Kentucky Senator Rand Paul, who like his father espouses libertarian views, said his father’s positions on the threat of a nuclear Iran are in line with those of Mossad head Tamir Pardo and other prominent Israeli figures, who he suggested has questioned the wisdom of using a military option against Iran.
Pardo was quoted by Haaretz as telling Israel’s diplomats in a closed-door meeting that a nuclear Iran was not necessarily an existential threat to Israel.
“Nobody wants Iran to have nuclear weapons. It would destabilize the Middle East,” Rand Paul told the Post following a campaign event in a Des Moines high school, where hundreds of students cheered at his father’s appearance. “And yet, we have to ask, would it be worse to have a preemptive war with Iran or better? Or can we contain them? We contained the Soviet Union,” Rand Paul said.

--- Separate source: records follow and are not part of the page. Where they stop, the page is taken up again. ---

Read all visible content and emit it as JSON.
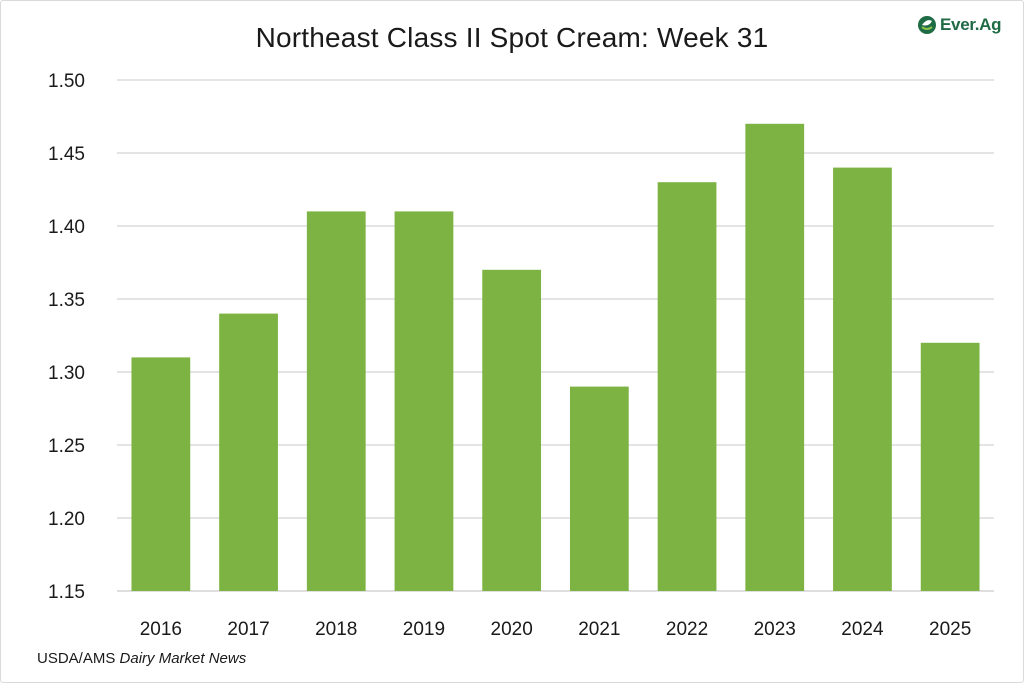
{
  "source": {
    "prefix": "USDA/AMS",
    "publication": "Dairy Market News"
  },
  "logo": {
    "text": "Ever.Ag",
    "icon": "ever-ag-leaf-icon",
    "color": "#1f6b45"
  },
  "colors": {
    "bar": "#7cb342",
    "grid": "#c8c8c8",
    "axis": "#bfbfbf"
  },
  "chart_data": {
    "type": "bar",
    "title": "Northeast Class II Spot Cream: Week 31",
    "xlabel": "",
    "ylabel": "",
    "categories": [
      "2016",
      "2017",
      "2018",
      "2019",
      "2020",
      "2021",
      "2022",
      "2023",
      "2024",
      "2025"
    ],
    "values": [
      1.31,
      1.34,
      1.41,
      1.41,
      1.37,
      1.29,
      1.43,
      1.47,
      1.44,
      1.32
    ],
    "ylim": [
      1.15,
      1.5
    ],
    "yticks": [
      "1.15",
      "1.20",
      "1.25",
      "1.30",
      "1.35",
      "1.40",
      "1.45",
      "1.50"
    ],
    "grid": true,
    "legend": "none"
  }
}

He continued, “I liked Tamir Pardo’s comments in the sense that he said, we trap ourselves into saying this is the end of the world by making it the end of the world if they do get a nuclear weapon. We may not be able to stop them no matter what we do, and if we say it’s the end of the world, does that mean we have to become part of war that could be the end of the world?” On the campaign trail, Ron Paul has criticized sanctions on Iran as interfering with a free economic system, said it was not clear whether Tehran sought to acquire nuclear weapons and that even so it was understandable given its neighborhood, and echoed his son in suggesting that Iran could be contained as the Soviet Union was.